All the while, we have this sub-plot of Love Island.
Love Island comes under scrutiny, as a past contestant (is that the right word? Is it a competition? Honestly, I’ve never seen it, and I’m somewhat out of my depth talking about it…) comes forward to accuse another contestant of having non-consensually kissed her on television. By extension, Love Island has gone ‘totally toxic’, and requires a re-branding. Expressions like ‘toxic’ and ‘on the wrong side of history’ crop up a lot in the first half of the book, and really cement the idea that we’re reading a contemporary satire. Sadly, this is exactly the kind of stuff that starts to peter out as the author brings his various plot points together into one narrative, and doubles-down on the police procedural.
So, Love Island re-brands as Rainbow Island, and brings in contestants of all different colours and creeds; all sexualities and identities, all trans- and nons- and everything they can think of. And the show proves an overnight success. But, they very quickly realise there’s no sexual tension… there’s no kissing, there’s no sex, there’s no betrayal… no one is ‘coupling’ and they’re all getting on perfectly fine. Sure, it’s not ‘toxic’, but it’s not anything. It’s just… boring.

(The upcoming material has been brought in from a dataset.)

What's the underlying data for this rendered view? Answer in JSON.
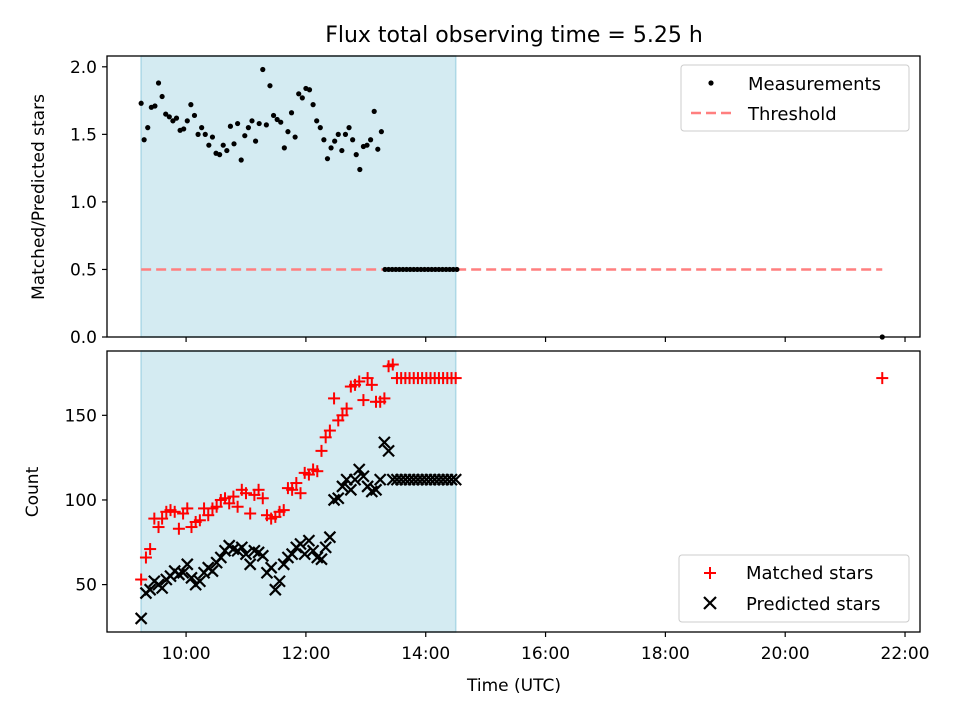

So they decide to ramp up the tension by turning the non-straight non-binary nons- against the heterosexual white couple. So now the show is a breeding ground for divisiveness and conflict, dancing tentatively on the line between ‘entertainment’ and ‘bullying’. It all plays into the hands of the people who’re terrified the world is being taken over by non-straight non-binary nons-, and that the heterosexuals are going to be slaves to masters flying a rainbow flag. The ‘fake news’ machine spins them into a fury, and furthers the division in the country. It’s only in writing this now that I come to appreciate how great a job the author did in writing this book. It’s all connected.
In the end though, the things that made the book a standout in modern fiction (and indeed, modern satire) are almost entirely found within the first half of the story – the second half, as I’ve said, sort of just becomes a police story. They rush to catch the killer, who’s knocking off people who were present in each seemingly separate story line. Detective Matlock has a hunch, his subordinates think he’s mad. He’s right, they catch the killer, and by God don’t ya know it was the Russians all along…
The ending was… fine. It was alright. It didn’t make me mad, and it didn’t make me feel like I’d wasted my time; but it did feel like it was lacking the wallop I’d been waiting for.
The book is outstanding though. Honestly, it’s a masterful reflection of our world as we know it. There’s Brexit, there’s Johnson and Gove and Rees-Mogg, there’s Yew Tree, there’s MeToo and there’s Love Island; isn’t that just the most 2010s book you’ve ever heard of? What a way to end the decade. It’s all here.